Over four days, our 20 plus speakers – philosophers and theologians, historians and writers, believers and non-believers – will consider what it means to be religious, and what role the voice of faith may legitimately have in the conversations of citizens in a multicultural, democratic state and the community of nations.
Across Saturday, three keynote lectures from distinguished international guests each consider the challenges posed by – and to – faith in the building of modern communities. Following the three lectures, all three keynote speakers will be in discussion with each other, exchanging and challenging one another’s views.
Too often in the public debate around religion, reason and rationality are lumped in together as a singular concept, one opposing force to faith. The third of our Saturday lectures will, in some way, redress this balance. Susan Neiman is a moral philosopher and long-time champion of the importance of reason in public life.
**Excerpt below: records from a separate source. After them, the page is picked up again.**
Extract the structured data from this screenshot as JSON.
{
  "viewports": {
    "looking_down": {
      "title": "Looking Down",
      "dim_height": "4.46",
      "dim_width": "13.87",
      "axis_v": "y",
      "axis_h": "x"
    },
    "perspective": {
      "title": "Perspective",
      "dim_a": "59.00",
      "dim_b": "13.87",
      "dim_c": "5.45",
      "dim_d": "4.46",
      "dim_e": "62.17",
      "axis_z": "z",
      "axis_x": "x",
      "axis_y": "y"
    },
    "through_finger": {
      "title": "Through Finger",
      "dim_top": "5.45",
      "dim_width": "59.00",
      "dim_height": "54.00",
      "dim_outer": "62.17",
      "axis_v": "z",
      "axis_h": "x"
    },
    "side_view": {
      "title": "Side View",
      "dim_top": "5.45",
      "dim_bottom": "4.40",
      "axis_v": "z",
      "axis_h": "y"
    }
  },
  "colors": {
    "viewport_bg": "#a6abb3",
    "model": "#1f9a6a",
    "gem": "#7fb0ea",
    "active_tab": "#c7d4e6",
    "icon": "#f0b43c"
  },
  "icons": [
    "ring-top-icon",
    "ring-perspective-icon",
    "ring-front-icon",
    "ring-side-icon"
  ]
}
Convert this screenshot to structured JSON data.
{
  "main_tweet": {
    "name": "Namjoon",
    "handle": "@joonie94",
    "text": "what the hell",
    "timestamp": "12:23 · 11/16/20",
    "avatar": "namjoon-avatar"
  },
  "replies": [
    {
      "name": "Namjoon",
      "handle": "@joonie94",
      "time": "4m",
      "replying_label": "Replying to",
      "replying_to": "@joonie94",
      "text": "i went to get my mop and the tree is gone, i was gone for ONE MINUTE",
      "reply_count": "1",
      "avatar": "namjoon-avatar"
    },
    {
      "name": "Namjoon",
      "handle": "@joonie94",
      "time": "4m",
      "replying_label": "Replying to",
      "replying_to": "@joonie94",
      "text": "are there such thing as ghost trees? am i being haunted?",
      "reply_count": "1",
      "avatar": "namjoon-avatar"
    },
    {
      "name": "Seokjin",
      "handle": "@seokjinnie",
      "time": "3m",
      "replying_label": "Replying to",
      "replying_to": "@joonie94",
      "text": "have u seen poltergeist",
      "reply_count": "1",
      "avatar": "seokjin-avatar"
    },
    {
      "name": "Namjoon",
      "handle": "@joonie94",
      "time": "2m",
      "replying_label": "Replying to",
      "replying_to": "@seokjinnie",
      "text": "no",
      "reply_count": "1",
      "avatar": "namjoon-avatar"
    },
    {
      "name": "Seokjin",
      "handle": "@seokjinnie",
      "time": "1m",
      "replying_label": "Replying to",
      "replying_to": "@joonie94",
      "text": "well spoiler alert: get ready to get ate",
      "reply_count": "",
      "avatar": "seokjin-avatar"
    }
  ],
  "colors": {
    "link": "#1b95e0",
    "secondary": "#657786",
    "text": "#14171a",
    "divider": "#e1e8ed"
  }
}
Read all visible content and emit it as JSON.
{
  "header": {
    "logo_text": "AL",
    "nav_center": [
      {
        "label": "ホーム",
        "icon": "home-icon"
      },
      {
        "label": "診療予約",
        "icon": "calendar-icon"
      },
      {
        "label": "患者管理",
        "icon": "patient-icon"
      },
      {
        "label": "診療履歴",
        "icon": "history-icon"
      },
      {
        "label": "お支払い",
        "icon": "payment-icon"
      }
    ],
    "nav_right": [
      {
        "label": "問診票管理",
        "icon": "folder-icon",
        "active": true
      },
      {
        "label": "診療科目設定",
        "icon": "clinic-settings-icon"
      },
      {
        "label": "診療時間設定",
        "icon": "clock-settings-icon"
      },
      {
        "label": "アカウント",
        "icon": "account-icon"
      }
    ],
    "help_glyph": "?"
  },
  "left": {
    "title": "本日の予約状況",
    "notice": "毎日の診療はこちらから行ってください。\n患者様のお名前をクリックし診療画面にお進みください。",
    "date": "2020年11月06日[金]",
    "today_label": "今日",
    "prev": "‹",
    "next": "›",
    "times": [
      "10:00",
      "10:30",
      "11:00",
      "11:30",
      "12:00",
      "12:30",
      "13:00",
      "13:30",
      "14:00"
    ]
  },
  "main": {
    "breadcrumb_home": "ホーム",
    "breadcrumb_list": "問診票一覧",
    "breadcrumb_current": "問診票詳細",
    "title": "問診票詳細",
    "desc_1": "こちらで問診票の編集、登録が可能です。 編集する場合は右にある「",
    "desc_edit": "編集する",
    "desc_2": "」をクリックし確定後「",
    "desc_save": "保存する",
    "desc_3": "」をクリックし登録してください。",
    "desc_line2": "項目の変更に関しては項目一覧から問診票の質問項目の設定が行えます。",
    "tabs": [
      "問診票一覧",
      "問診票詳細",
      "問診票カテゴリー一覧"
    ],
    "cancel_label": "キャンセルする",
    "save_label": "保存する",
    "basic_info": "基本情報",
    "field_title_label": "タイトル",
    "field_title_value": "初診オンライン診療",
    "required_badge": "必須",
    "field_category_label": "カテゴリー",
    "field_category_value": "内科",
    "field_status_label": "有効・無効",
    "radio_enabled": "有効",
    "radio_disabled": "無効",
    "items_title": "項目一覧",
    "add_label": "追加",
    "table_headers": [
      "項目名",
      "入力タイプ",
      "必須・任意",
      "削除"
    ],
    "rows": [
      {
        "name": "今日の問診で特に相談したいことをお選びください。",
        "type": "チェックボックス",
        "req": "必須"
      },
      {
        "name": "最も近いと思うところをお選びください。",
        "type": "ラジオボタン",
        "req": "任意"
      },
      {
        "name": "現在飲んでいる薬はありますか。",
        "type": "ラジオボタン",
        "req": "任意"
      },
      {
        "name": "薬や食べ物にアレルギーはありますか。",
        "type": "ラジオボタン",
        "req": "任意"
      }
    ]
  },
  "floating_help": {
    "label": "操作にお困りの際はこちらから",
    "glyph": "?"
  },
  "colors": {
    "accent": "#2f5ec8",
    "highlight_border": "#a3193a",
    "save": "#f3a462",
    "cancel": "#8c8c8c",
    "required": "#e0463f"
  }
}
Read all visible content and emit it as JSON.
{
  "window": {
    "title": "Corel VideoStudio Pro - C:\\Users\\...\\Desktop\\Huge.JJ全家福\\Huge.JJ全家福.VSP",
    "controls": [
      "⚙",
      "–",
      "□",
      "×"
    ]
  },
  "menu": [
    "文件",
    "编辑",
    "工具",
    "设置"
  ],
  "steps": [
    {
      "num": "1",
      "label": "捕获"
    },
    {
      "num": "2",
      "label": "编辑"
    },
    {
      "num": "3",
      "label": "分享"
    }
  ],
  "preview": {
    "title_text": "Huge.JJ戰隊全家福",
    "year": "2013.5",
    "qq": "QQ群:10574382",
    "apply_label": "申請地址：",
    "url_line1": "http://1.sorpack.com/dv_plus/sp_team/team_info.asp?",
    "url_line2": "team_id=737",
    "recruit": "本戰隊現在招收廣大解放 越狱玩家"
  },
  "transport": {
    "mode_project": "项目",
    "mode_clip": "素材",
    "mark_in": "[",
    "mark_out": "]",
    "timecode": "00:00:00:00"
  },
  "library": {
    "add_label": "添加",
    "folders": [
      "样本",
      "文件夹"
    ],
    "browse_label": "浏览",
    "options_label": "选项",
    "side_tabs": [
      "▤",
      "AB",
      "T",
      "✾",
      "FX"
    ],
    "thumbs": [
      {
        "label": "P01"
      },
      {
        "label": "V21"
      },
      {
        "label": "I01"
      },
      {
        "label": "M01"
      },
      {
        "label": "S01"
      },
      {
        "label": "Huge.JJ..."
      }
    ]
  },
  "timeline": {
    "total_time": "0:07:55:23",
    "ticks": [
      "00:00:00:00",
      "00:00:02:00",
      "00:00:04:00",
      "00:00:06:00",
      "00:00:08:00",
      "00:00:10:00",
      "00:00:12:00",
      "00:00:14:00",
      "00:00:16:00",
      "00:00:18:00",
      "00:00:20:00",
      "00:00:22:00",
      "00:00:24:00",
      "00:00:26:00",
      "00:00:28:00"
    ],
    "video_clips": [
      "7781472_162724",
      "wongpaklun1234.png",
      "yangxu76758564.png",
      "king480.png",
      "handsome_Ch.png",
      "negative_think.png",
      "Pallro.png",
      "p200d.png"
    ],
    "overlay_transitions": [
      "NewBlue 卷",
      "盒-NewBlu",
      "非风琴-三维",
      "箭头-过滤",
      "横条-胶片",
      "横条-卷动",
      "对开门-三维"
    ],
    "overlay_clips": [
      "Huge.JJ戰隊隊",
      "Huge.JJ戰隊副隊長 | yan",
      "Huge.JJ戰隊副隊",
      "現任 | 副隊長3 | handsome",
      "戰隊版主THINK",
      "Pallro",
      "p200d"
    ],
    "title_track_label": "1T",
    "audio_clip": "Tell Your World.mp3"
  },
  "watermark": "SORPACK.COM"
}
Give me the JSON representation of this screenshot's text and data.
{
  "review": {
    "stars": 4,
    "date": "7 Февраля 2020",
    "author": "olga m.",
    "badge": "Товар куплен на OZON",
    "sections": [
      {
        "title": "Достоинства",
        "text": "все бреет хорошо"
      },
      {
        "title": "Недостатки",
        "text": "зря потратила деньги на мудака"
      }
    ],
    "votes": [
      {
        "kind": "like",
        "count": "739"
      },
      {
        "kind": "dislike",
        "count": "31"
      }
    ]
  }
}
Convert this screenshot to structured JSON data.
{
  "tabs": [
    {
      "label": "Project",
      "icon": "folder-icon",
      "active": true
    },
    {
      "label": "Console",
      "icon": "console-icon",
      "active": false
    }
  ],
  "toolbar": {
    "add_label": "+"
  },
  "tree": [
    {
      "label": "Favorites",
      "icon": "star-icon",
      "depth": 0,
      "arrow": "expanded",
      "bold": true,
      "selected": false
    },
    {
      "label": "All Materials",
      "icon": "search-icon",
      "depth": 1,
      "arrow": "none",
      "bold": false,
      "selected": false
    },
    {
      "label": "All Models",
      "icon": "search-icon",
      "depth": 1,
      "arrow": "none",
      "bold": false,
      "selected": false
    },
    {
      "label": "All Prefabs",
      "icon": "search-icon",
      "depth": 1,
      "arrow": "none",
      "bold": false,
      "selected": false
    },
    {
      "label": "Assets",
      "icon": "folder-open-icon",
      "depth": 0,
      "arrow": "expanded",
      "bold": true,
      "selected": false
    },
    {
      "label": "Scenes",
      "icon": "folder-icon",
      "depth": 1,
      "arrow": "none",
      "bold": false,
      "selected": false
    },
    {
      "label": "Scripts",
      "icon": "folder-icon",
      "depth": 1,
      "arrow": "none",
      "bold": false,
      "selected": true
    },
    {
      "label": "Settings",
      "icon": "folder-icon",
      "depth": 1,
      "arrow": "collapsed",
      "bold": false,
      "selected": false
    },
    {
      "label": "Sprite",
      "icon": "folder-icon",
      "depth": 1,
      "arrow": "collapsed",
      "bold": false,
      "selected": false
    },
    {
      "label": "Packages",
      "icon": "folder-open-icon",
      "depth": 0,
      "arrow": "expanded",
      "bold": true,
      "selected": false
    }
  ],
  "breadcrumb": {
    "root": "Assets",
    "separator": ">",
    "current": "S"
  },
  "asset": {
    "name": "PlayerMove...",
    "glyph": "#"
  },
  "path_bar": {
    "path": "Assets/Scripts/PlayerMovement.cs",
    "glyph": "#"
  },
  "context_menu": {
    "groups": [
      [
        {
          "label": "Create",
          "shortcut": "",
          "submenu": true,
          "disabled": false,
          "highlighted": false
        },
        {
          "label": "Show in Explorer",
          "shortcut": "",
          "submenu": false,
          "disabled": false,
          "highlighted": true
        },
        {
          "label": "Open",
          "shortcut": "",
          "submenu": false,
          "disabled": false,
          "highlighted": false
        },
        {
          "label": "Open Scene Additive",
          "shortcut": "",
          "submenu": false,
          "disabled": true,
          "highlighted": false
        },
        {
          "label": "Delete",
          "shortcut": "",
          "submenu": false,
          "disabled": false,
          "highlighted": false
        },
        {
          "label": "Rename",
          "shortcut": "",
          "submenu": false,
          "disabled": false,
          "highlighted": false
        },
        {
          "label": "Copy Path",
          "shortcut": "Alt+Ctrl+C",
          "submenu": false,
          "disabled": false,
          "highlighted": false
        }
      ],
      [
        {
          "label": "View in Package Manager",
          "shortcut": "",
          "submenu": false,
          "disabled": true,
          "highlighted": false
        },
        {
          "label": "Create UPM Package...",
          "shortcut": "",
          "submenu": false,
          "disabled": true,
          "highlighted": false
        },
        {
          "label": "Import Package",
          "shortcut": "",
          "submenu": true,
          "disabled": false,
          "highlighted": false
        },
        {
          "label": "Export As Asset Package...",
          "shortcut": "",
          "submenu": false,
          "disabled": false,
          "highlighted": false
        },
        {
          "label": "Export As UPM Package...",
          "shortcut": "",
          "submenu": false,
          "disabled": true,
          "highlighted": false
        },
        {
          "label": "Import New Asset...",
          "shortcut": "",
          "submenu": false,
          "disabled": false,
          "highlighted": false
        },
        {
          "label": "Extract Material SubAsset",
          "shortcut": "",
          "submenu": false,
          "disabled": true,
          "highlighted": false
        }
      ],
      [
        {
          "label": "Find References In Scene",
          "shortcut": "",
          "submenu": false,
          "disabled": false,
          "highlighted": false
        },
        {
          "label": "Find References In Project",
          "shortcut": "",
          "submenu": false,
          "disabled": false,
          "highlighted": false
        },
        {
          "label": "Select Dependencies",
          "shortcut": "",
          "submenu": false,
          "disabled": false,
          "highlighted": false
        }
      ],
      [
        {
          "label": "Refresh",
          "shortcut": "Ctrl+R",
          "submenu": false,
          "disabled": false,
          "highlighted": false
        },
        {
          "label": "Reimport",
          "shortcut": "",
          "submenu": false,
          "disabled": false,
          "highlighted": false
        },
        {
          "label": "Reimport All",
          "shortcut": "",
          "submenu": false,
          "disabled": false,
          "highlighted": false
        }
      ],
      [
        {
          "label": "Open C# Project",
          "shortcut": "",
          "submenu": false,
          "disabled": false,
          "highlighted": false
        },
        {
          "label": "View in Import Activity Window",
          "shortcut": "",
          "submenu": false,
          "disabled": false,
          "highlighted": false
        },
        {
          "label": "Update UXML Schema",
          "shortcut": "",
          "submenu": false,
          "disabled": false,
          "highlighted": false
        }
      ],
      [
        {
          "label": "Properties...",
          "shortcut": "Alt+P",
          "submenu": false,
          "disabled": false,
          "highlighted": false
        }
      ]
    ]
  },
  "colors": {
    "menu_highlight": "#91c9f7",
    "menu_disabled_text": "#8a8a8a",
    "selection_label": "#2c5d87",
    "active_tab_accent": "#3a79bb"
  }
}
Director of the Einstein Forum in Potsdam – one of Europe’s most important centres of intellectual and cultural innovation outside the university framework – Neiman studied philosophy at Harvard and the Free University of Berlin, and taught philosophy at Yale and Tel Aviv Universities. She will present a lecture on the ‘Challenge of Reason in National and International Politics’.
For the full text of this lecture plus transcripts and recordings of the series, visit our Faith and Culture archive.
Susan Neiman is the director of the Einstein Forum in Potsdam, just outside Berlin. At the interface of eastern and western Europe, it is one of Europe’s most important centres of intellectual and cultural innovation outside the university framework.